Nature Coast Marine Group Inc. (NCMG) - 18 January 2010

Inedible Peanuts

by Jenny Edwards

Many of our marine animals are truly beautiful but there are some which are just fascinatingly weird. The peanut worm (Phascolosoma noduliferum) belongs to the second group.

Peanut worms can often be found in water under stones where sand or gravel is present. When first discovered they will look like soft, pale brown blobs about the size of peanuts. Their leech-like bodies will be in their contracted form since you will have disturbed them.

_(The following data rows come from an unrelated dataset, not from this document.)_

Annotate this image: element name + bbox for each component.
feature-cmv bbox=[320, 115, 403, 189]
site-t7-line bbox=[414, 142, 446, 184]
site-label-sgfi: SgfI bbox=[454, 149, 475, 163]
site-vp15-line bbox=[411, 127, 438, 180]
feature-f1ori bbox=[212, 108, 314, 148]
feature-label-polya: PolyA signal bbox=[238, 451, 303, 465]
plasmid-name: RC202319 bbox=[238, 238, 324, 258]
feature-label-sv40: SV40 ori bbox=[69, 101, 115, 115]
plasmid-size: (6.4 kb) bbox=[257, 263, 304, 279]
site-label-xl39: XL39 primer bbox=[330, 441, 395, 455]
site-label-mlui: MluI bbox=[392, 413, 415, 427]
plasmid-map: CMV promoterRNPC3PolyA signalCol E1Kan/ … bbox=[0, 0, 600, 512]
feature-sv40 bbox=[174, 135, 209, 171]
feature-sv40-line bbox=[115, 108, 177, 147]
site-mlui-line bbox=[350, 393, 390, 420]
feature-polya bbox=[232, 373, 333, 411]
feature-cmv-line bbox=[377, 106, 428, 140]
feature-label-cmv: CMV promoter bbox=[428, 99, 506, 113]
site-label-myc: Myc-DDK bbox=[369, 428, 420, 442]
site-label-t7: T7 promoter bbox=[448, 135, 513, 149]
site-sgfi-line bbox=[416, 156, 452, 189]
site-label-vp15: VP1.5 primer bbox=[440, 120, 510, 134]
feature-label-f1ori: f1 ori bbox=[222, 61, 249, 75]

If you stay to watch, the peanut worm it will slowly push out a thin extension like a miniature elephant’s trunk except that the worm’s trunk ends in short tentacles. This part of the peanut worm is called the introvert, not because of its personality but because it can be pulled back into the main part of the animal. The introvert ends in a mouth around which are the tentacles that can also be retracted.

The peanut worm feeds like an earthworm. It burrows in the sediment with the aid of hooks on the introvert and draws in detritus adhering to its tentacles. Luckily for the peanut worm it can regenerate these vital parts of its body if they are bitten off by predators.

Sexes are separate in peanut worms. The sperm and eggs are released into the sea; fertilization takes place there, and the larvae live for a while in the plankton.

Taxonomists found peanut worms a bit of a nightmare. They don’t fit neatly into any of the other major biological groups. They are not segmented like many other marine worms, the polychaetes. However, their nervous systems, body wall construction and larvae resemble those of polychaetes. Eventually peanut worms were given their own phylum – Sipuncula.